Miami-Dade Mayor Carlos Gimenez said Monday that before he’ll allow the county to gift all that loot to the Dolphins, he’d want a guarantee that Sun Life would host an upcoming Super Bowl. That’s even better news for us folks in Broward. A study of the economic impact of the 2010 Super Bowl at Sun Life Stadium indicated that Broward tourism businesses took in $57.6 million, while Miami-Dade’s only realized $39.6 million. (Another $12.2 million was spent up in Palm Beach County.)
Of course, economists tend to think these economic impact studies are based on hooey economics. An actual economist, Victor Matheson of Holy Cross University (not in the pay of the sports industry) explained his formula for calculating how this stuff helps local businesses to the Atlantic magazine. “Take whatever number the sports promoter says; take it and move the decimal one place to the left. Divide it by ten, and that’s a pretty good estimate of the actual economic impact.”

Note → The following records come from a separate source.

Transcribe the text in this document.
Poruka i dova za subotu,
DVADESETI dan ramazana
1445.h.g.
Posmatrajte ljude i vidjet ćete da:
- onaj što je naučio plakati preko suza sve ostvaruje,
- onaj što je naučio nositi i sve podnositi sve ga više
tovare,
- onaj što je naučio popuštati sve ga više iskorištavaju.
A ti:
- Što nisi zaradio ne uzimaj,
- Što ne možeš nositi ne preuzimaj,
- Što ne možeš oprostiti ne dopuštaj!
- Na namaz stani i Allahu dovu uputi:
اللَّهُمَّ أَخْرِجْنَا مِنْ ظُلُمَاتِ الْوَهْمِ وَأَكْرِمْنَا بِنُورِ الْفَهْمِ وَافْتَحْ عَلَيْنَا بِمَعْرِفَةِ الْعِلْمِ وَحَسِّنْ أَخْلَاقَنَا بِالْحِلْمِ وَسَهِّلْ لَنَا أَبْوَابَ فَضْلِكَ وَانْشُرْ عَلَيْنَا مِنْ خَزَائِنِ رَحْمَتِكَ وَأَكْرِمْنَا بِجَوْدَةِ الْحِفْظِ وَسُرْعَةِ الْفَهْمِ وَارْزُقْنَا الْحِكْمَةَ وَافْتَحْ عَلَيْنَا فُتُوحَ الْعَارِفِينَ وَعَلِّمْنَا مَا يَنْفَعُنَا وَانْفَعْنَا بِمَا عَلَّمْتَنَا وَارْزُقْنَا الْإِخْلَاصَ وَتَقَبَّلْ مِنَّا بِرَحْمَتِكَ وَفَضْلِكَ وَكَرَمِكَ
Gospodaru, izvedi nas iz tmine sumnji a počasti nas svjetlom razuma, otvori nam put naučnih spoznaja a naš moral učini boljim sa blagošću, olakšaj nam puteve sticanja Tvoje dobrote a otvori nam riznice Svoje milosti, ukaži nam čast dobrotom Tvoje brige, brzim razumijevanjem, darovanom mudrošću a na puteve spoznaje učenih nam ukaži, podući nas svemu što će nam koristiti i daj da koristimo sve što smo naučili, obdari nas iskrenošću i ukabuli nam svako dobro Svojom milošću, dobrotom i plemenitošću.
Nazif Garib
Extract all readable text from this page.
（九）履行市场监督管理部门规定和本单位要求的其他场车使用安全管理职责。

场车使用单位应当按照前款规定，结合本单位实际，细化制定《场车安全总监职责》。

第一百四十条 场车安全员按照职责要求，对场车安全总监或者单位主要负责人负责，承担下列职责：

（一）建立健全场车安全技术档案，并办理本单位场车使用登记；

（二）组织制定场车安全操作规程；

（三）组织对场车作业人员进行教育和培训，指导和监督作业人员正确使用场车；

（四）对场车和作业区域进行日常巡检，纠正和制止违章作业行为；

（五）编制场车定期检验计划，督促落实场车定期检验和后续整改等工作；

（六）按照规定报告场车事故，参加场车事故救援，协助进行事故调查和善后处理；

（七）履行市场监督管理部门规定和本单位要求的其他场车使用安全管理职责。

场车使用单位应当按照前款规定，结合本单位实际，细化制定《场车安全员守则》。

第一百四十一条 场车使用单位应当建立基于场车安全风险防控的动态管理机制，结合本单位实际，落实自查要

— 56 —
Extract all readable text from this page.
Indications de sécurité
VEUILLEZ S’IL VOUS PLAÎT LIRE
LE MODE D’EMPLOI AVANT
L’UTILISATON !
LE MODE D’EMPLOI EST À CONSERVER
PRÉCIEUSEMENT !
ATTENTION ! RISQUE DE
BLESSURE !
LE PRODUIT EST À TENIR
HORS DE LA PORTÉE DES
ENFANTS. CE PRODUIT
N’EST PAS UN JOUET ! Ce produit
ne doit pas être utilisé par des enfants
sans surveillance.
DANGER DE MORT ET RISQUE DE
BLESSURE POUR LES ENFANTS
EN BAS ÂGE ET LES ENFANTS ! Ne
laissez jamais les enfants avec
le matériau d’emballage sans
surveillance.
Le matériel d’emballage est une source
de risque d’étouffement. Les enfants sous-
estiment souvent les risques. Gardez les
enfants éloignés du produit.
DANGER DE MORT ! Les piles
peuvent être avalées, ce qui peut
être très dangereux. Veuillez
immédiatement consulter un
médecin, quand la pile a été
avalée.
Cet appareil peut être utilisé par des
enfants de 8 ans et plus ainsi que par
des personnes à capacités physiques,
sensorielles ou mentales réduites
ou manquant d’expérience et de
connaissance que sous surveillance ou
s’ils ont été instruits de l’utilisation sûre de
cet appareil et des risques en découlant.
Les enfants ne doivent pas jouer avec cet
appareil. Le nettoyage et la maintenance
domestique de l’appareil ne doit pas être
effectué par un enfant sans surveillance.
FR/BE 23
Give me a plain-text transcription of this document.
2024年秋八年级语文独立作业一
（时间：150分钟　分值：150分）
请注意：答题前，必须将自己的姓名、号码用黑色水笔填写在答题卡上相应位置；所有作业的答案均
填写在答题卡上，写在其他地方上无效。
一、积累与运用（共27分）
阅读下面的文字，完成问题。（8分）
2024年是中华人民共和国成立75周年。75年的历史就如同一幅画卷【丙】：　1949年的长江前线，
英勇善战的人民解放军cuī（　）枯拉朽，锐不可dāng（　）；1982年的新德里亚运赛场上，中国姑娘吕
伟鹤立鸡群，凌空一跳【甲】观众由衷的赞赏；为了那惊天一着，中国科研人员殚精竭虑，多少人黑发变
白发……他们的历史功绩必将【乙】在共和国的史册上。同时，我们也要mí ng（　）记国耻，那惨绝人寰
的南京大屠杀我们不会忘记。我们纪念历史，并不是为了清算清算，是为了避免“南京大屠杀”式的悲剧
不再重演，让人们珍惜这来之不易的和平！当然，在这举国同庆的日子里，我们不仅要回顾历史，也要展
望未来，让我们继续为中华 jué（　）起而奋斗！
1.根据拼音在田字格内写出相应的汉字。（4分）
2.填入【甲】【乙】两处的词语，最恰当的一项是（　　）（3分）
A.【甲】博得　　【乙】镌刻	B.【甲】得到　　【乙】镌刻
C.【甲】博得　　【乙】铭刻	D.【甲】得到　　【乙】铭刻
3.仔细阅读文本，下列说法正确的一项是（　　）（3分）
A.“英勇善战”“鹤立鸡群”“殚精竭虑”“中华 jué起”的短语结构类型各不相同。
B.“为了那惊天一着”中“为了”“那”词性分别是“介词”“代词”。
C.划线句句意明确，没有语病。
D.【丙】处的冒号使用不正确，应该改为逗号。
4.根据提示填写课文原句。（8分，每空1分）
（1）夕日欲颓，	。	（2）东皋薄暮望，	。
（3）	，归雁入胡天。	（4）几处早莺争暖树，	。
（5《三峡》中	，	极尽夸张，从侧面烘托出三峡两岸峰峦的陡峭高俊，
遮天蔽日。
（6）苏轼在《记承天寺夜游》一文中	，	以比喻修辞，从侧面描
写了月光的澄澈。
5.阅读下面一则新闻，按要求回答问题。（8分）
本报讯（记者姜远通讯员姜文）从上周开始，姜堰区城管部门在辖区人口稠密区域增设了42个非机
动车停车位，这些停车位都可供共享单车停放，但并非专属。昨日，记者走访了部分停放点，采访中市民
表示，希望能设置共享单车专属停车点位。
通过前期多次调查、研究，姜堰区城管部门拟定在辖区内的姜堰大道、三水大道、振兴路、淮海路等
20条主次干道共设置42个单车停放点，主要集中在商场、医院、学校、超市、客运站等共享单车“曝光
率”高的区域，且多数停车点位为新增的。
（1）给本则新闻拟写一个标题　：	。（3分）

But the return on investment only matters to the county putting up the $200 million. That ain’t us.
Back in 2011, the Broward County Commission rather rudely rejected the Dolphins’ suggestion that Broward taxpayers contribute to the renovation of a football stadium that snuggles right up to Miramar. The Sun-Sentinel reported, “Commissioners used terms including ‘vile’ and ‘shameful,’ and one commissioner flatly stated, ‘No. Hell no.’ ”
But as long as we’re not giving the Dolphins a cut of our hotel taxes, there’s no reason why we shouldn’t be pumping up their vile and shameful economics. Broward football fans and Broward hoteliers and Broward restaurant owners should be lobbying our county legislative delegation to do whatever they can do to grease a bill that would grant Sun Life a $3 million yearly subsidy from the state.
And we should be lobbying our friends down in Miami-Dade, where there’s talk of putting the stadium financing proposal to a vote. Tell them voting in favor of giving $200 million to a billionaire sports team owner makes for splendid economics — the smartest investment they’ve made since spending all that money on that lovely sailboat.